Baru semalam hidupku terguncang karena kasus memalukan di tempat kost lama, dan harus berakhir tidur di ranjang Orion. Seakan belum cukup, sore ini Mahesa memaksaku mengorek luka lama yang belum sepenuhnya mengering dan membuat mataku nyalang meski sudah hampir tengah malam.

"Kapan Ibu terakhir kali merasakan gerakan bayinya?" Masih terekam jelas di ingatan, wajah Dokter yang memeriksaku tampak sedikit tegang.

"Pagi kemarin masih terasa, Dok. Walau lemah, nggak seperti biasanya."

Usia kehamilanku sudah memasuki tujuh bulan waktu itu. Meski harus berjuang sendirian, aku bertekad untuk tetap mempertahankan bayi yang kukandung, alih-alih menyingkirkan seperti saran Mama Ning.

"Maaf, ya, Bu. Kita harus melakukan persalinan sekarang."

"Maksudnya, Dok?" Aku menatapnya keheranan.

"Anaknya ... udah nggak ada. Udah meninggal," ucapnya hati-hati dengan raut prihatin. "Saya turut berduka."

Aku membeku di ranjang pasien, rasanya tak percaya kalau calon bayi yang kusayang-sayangi itu sudah tidak ada lagi.

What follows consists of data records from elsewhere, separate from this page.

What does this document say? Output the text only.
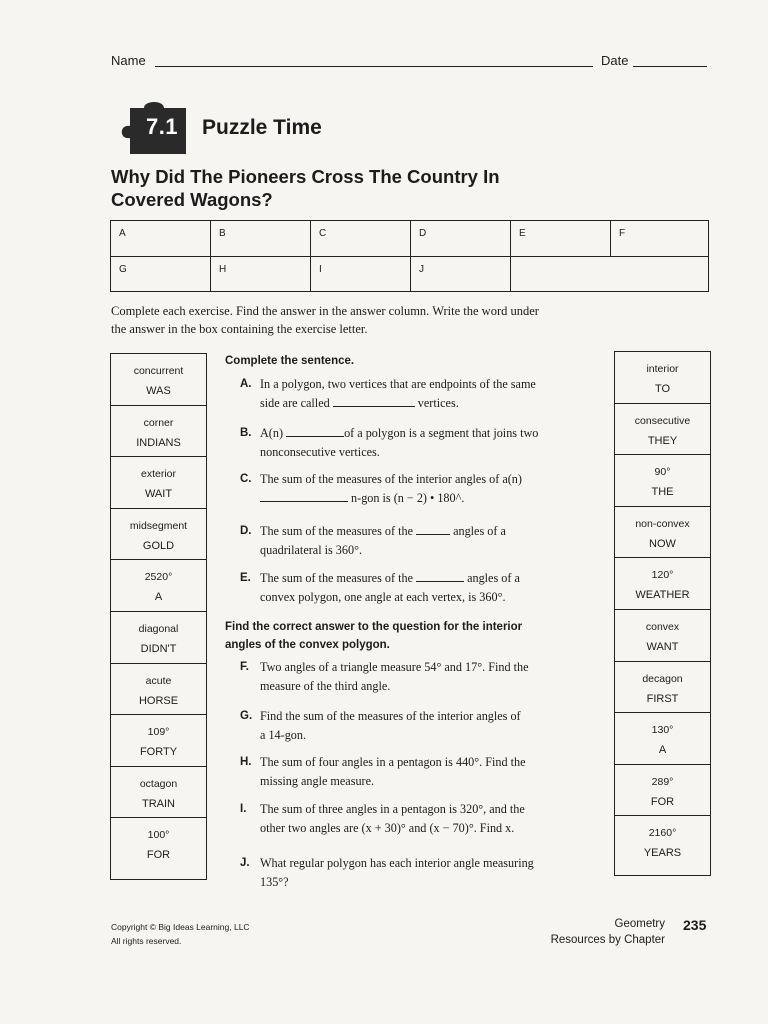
Name	Date
7.1	Puzzle Time
Why Did The Pioneers Cross The Country In
Covered Wagons?
A	B	C	D	E	F
G	H	I	J
Complete each exercise. Find the answer in the answer column. Write the word under
the answer in the box containing the exercise letter.
concurrent
WAS
corner
INDIANS
exterior
WAIT
midsegment
GOLD
2520°
A
diagonal
DIDN'T
acute
HORSE
109°
FORTY
octagon
TRAIN
100°
FOR
interior
TO
consecutive
THEY
90°
THE
non-convex
NOW
120°
WEATHER
convex
WANT
decagon
FIRST
130°
A
289°
FOR
2160°
YEARS
Complete the sentence.
A. In a polygon, two vertices that are endpoints of the same
side are called	vertices.
B. A(n)	of a polygon is a segment that joins two
nonconsecutive vertices.
C. The sum of the measures of the interior angles of a(n)
n-gon is (n − 2) • 180^.
D. The sum of the measures of the	angles of a
quadrilateral is 360°.
E. The sum of the measures of the	angles of a
convex polygon, one angle at each vertex, is 360°.
Find the correct answer to the question for the interior
angles of the convex polygon.
F. Two angles of a triangle measure 54° and 17°. Find the
measure of the third angle.
G. Find the sum of the measures of the interior angles of
a 14-gon.
H. The sum of four angles in a pentagon is 440°. Find the
missing angle measure.
I. The sum of three angles in a pentagon is 320°, and the
other two angles are (x + 30)° and (x − 70)°. Find x.
J. What regular polygon has each interior angle measuring
135°?
Copyright © Big Ideas Learning, LLC
All rights reserved.
Geometry
Resources by Chapter
235
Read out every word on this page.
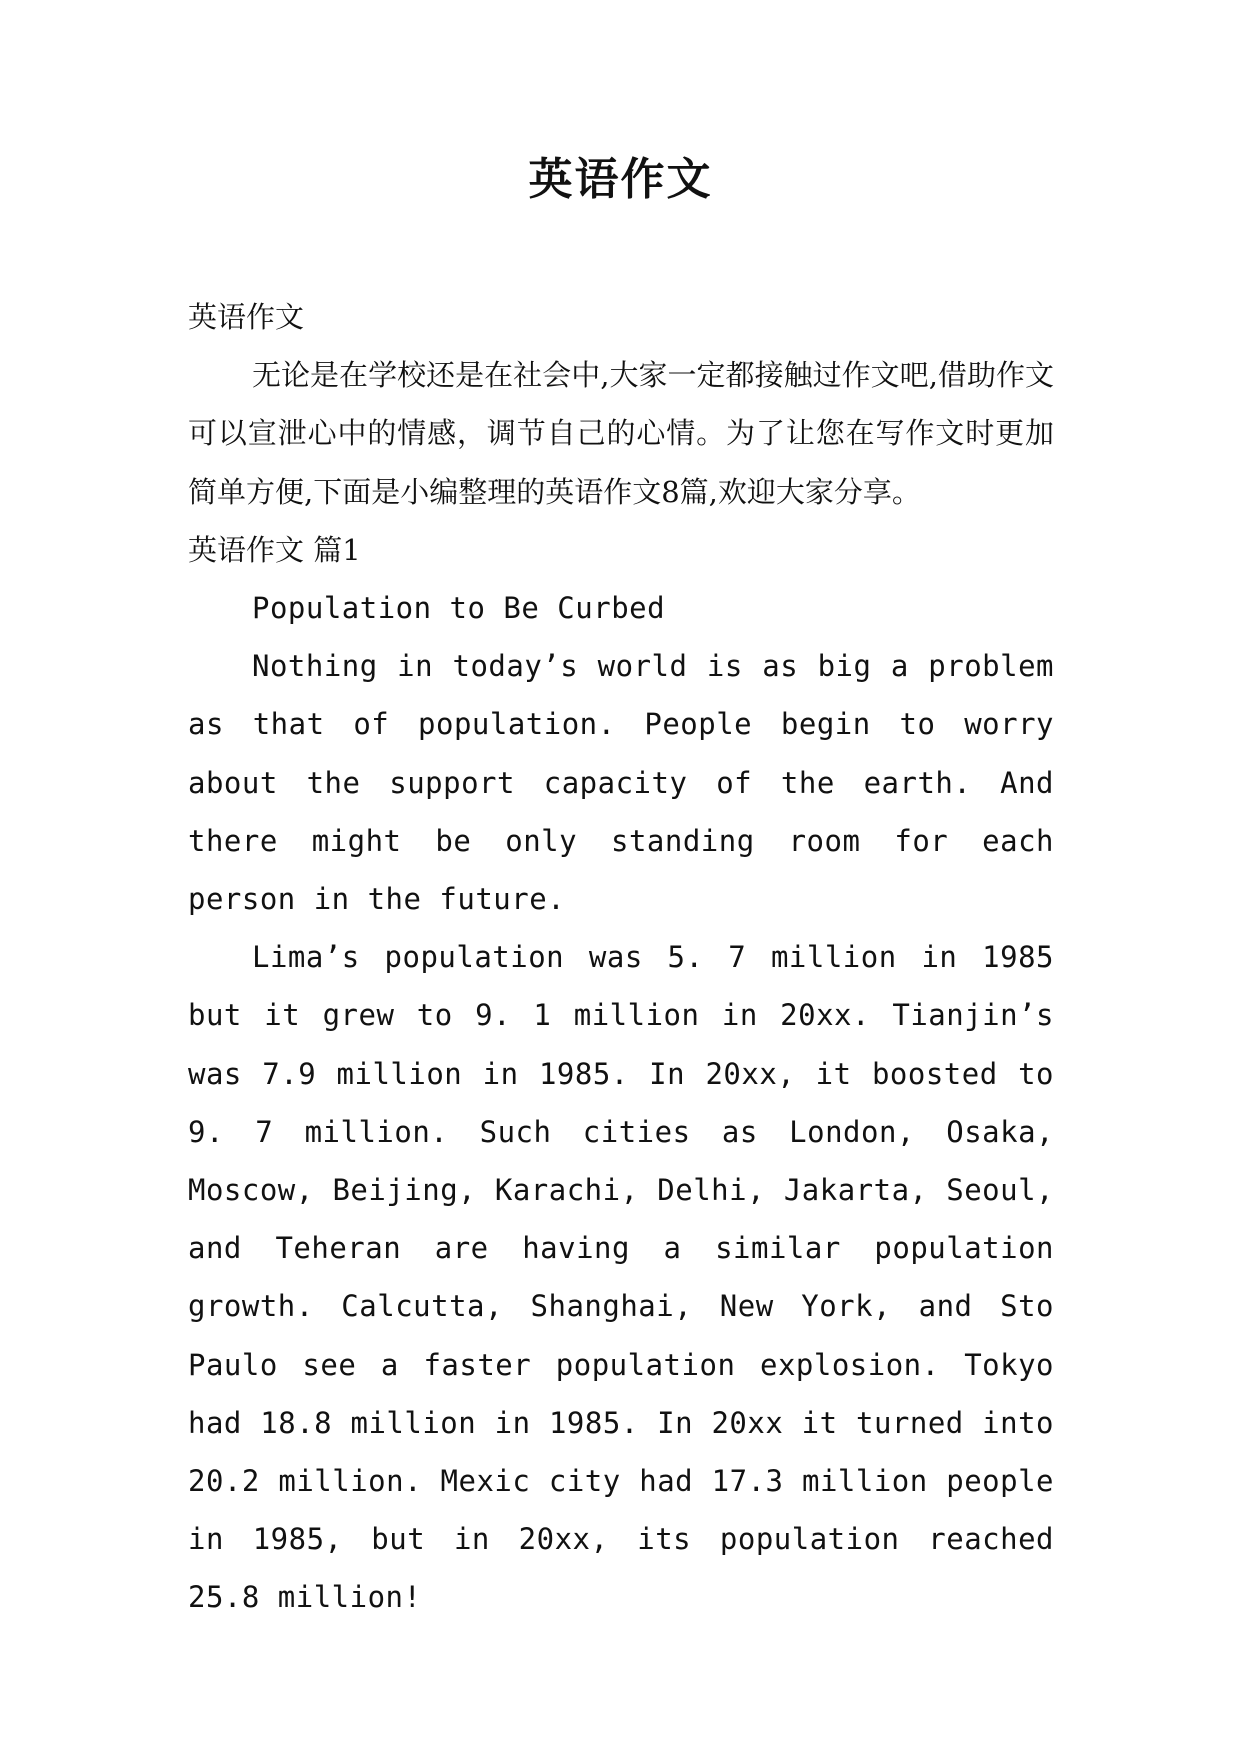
英语作文

英语作文

无论是在学校还是在社会中,大家一定都接触过作文吧,借助作文可以宣泄心中的情感，调节自己的心情。为了让您在写作文时更加简单方便,下面是小编整理的英语作文8篇,欢迎大家分享。

英语作文 篇1

Population to Be Curbed

Nothing in today’s world is as big a problem as that of population. People begin to worry about the support capacity of the earth. And there might be only standing room for each person in the future.

Lima’s population was 5. 7 million in 1985 but it grew to 9. 1 million in 20xx. Tianjin’s was 7.9 million in 1985. In 20xx, it boosted to 9. 7 million. Such cities as London, Osaka, Moscow, Beijing, Karachi, Delhi, Jakarta, Seoul, and Teheran are having a similar population growth. Calcutta, Shanghai, New York, and Sto Paulo see a faster population explosion. Tokyo had 18.8 million in 1985. In 20xx it turned into 20.2 million. Mexic city had 17.3 million people in 1985, but in 20xx, its population reached 25.8 million!
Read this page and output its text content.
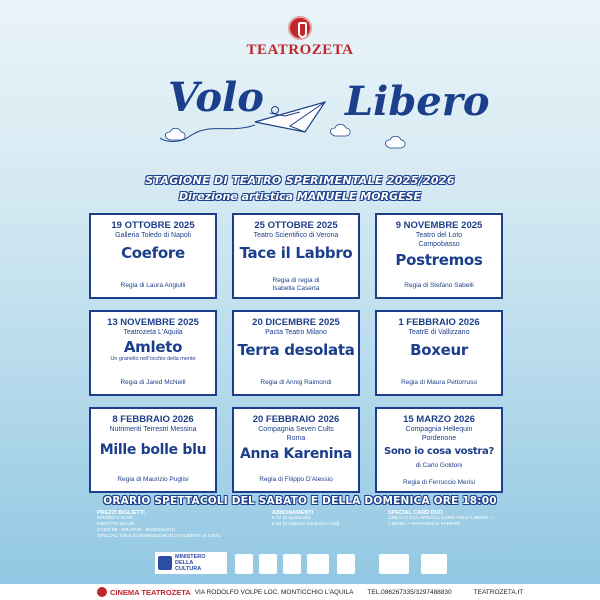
TEATROZETA
Volo Libero
STAGIONE DI TEATRO SPERIMENTALE 2025/2026
Direzione artistica MANUELE MORGESE
19 OTTOBRE 2025
Galleria Toledo di Napoli
Coefore
Regia di Laura Angiulli
25 OTTOBRE 2025
Teatro Scientifico di Verona
Tace il Labbro
Regia di regia di
Isabella Caserta
9 NOVEMBRE 2025
Teatro del Loto
Campobasso
Postremos
Regia di Stefano Sabelli
13 NOVEMBRE 2025
Teatrozeta L'Aquila
Amleto
Un granello nell'occhio della mente
Regia di Jared McNeill
20 DICEMBRE 2025
Pacta Teatro Milano
Terra desolata
Regia di Annig Raimondi
1 FEBBRAIO 2026
TeatrE di Vallizzano
Boxeur
Regia di Maura Pettorruso
8 FEBBRAIO 2026
Nutrimenti Terrestri Messina
Mille bolle blu
Regia di Maurizio Puglisi
20 FEBBRAIO 2026
Compagnia Seven Cults
Roma
Anna Karenina
Regia di Filippo D'Alessio
15 MARZO 2026
Compagnia Hellequin
Pordenone
Sono io cosa vostra?
di Carlo Goldoni
Regia di Ferruccio Merisi
ORARIO SPETTACOLI DEL SABATO E DELLA DOMENICA ORE 18:00
PREZZI BIGLIETTI
INTERO € 15,00
RIDOTTO €12,00
OVER 65 - MILITARI - INSEGNANTI
SPECIALI CRAL/CONVENZIONI €10 STUDENTI E CRAL
ABBONAMENTI
€ 72 (9 spettacoli)
€ 63 (9 ingressi Studenti e Cral)
SPECIAL CARD DUO
CREA LA TUA SPECIAL CARD VOLO LIBERO +
CINEMA + PAPAVERI E PAPERE
MINISTERO
DELLA
CULTURA
CINEMA TEATROZETA VIA RODOLFO VOLPE LOC. MONTICCHIO L'AQUILA TEL.086267335/3297488830	TEATROZETA.IT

"Me ... ninggal? Bagaimana bisa? Kemarin ... kemarin masih bergerak," tangisku pecah saat itu juga.

"Sabar, ya, Bu. Kasus terlilit tali pusar kayak gini cukup sering terjadi...."

Tak lagi bisa kutangkap penjelasannya lebih lanjut. Langit seperti runtuh tepat di hadapanku. Calon anak yang sangat kusayangi, karena itu satu-satunya peninggalan berharga dari Mahesa harus kehilangan nyawanya karena kelalaianku. Seharusnya aku lebih sering mengontrol  perkembangannya ke klinik, alih-alih menghemat uang karena tabungan kian menipis.

Dadaku seperti diimpit oleh batu besar. Sakit dan sesak sekali rasanya. Air mataku mengalir semakin deras tak terbendung lagi

"Suami Ibu di mana? Biar diurus admistrasi-nya."

"Saya ... saya sendirian, Dok," ucapku pilu.

"Baiklah. Saya mengerti." Dia mencoba tersenyum, tanpa bertanya lebih lanjut. Mungkin dia sudah sering menghadapi pasien dengan kondisi kurang lebih sepertiku. Hamil tanpa didampingi oleh suami atau kerabat. 

Beberapa waktu kemudian, di antara hidup dan mati, aku mempertaruhkan nyawa melahirkan bayi perempuan yang tak sempat kuberi nama itu.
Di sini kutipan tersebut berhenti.